Alys Tomlinson’s (b. 1975) projects are often research-led. Alys is most interested in the relationship between people and place, exploring themes of environment, belonging, and identity.
'Gli Isolani' (The Islanders) is the latest project by Alys. She has spent the last two years exploring the lives of islanders in modern-day Italy, capturing little-known rituals and traditions inspired by paganism, fables and folklore. These almost theatrical images document traditional costumes and masks, preserved and handed down for generations, worn during festivities and celebrations in Sicily, Sardinia and islands of the Venetian lagoon. The project provides a meditation on place, faith and identity.
Previous body of work - ‘Lost Summer’ began during the Covid lockdown when the artist was frustrated that she couldn’t travel to work on her existing projects. Once lockdown eased, she began to move around her neighbourhood, photographing the teenage children of local friends from her street and the surrounding area. The portraits show these young adults dressed and ready to attend their proms which were cancelled as a result of the pandemic. Instead of the usual setting of the school or hotel halls, the portraits were taken in their gardens and backyards in North London. The prom portraits capture the poignancy of a lost summer for teenagers who were unable to sit their school exams or mark this significant step in growing up and leaving school. Three works from ‘Lost Summer’ – ‘Samuel’, ‘Jameela’ and ‘Jack’ – won the 2020 Taylor Wessing Portrait Prize.

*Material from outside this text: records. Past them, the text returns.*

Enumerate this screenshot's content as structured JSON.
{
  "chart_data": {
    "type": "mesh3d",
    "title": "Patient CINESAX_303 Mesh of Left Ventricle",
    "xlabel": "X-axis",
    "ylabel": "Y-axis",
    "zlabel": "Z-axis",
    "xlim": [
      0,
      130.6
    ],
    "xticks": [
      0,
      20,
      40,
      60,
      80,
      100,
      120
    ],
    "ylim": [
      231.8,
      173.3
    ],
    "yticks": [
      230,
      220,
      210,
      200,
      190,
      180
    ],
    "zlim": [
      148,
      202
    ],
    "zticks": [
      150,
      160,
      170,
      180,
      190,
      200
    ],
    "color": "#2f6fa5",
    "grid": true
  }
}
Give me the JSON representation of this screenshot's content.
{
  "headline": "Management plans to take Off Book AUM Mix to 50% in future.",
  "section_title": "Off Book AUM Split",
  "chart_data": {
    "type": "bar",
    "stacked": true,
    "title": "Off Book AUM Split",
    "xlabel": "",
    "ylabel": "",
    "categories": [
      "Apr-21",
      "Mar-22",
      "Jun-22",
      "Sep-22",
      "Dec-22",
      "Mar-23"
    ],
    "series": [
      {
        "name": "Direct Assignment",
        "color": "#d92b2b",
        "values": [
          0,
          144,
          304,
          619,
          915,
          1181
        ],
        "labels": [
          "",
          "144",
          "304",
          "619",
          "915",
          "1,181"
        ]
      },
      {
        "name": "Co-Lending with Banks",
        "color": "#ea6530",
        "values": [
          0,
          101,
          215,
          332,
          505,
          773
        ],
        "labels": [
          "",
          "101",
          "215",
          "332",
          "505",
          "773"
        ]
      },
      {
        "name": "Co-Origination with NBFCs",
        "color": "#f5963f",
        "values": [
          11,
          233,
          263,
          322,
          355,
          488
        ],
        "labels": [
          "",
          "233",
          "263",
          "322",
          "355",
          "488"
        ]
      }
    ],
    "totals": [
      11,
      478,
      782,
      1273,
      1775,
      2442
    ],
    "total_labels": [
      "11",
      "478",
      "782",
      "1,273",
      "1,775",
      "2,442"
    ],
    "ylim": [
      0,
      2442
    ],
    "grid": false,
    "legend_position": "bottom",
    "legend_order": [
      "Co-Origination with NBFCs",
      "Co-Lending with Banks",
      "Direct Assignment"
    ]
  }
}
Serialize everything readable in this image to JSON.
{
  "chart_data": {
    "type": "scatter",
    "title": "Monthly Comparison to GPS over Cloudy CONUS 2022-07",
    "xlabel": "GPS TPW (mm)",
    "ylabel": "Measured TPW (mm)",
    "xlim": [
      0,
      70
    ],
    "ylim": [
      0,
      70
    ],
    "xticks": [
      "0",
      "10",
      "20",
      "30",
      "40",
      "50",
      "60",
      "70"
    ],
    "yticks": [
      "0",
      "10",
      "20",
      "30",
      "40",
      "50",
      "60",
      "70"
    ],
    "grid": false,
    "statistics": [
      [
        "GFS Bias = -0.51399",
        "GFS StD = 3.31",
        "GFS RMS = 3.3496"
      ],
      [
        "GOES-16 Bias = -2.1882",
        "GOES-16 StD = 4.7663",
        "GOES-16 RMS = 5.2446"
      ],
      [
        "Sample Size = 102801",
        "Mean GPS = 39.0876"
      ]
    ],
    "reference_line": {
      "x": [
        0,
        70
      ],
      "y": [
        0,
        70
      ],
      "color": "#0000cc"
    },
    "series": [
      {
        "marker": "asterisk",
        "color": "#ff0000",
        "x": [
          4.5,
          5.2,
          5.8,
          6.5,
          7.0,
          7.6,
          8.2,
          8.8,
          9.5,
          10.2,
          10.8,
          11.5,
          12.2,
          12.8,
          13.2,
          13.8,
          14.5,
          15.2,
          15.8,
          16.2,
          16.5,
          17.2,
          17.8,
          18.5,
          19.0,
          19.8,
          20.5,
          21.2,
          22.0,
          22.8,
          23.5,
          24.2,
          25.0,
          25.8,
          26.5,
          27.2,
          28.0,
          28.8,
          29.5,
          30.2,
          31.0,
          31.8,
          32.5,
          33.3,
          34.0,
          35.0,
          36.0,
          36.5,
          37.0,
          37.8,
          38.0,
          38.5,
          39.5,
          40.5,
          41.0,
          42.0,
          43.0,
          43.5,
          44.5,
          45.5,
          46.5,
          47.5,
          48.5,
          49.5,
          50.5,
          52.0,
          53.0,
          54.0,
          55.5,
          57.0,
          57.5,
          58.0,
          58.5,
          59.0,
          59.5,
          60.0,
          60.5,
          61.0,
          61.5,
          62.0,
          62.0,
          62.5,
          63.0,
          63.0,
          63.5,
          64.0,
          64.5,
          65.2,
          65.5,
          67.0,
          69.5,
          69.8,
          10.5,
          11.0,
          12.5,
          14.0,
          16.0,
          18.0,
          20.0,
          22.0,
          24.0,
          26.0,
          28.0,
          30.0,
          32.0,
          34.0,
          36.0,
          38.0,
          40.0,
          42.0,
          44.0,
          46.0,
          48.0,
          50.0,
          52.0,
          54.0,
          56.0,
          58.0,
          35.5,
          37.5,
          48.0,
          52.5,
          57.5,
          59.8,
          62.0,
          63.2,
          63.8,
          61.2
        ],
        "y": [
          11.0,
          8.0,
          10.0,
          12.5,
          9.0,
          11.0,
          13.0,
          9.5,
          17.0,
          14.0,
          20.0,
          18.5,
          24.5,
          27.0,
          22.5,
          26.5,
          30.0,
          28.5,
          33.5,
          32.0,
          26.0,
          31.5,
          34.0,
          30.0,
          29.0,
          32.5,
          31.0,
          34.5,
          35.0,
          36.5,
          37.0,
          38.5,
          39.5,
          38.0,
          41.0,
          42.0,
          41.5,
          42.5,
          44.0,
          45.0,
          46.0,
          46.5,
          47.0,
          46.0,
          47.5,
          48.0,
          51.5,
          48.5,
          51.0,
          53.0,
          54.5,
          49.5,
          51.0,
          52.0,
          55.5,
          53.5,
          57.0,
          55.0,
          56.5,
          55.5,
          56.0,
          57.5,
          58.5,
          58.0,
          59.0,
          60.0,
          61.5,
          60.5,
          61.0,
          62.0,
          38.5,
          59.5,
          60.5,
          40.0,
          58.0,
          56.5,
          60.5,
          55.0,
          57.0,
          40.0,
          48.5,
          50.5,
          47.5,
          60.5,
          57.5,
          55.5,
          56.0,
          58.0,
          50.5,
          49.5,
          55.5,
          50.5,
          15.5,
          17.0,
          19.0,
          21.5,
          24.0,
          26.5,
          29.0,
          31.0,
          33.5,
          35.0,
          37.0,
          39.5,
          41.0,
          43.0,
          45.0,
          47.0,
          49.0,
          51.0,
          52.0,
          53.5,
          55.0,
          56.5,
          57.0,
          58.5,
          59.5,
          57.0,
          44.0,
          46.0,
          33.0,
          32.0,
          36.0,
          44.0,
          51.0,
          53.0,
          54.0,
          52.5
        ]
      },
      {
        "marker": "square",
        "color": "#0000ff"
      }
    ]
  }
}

An earlier body of work ‘Ex-Voto’ explores Christian pilgrimage sites in Lourdes (France), Ballyvourney (Ireland), and Grabarka (Poland). Often placed anonymously and hidden from view, ex-votos are left by pilgrims as expressions of hope and gratitude, creating a tangible narrative between faith, person, and the landscape. ‘Ex-Voto’ encompasses formal portraiture, large format landscape, and small, detailed still-life shots of the objects and markers left behind. Shot on 5×4, large format film, the images evoke a distinct stillness and reflect the mysterious, timeless quality present at these sites of great spiritual contemplation.
‘Ex-Voto’ was followed by ‘Vera’ based around the Orthodox Christian nun whose portrait was a key image in ‘Ex Voto’. ‘Vera’ explores, in film and photographs, Vera’s life, giving a close account of the daily routine and rhythm of living in faith in the unseen world of the Saint Elizabeth Covent in Belarus. Filmed in black and white and narrated by Vera, the film gives a lyrical account of Vera’s story of finding faith as a young woman and the emotional and spiritual impact which it had on her life.
A mix of works from ‘Ex Voto’ and ‘Vera’ along with the short film ‘Vera’ were shown at the Rencontres d’Arles 2019. This exhibition won the Public Prize of the New Discovery Awards. Recently Alys (and her co-director Cécile Embleton) have received a development grant from the Sundance Institute Documentary Fund to expand Vera into a feature-length documentary.
Alys Tomlinson grew up in Brighton, UK, and currently lives and works in London. She studied photography at Central Saint Martins College of Art and Design and has an MA (Distinction) in Anthropology from SOAS, University of London.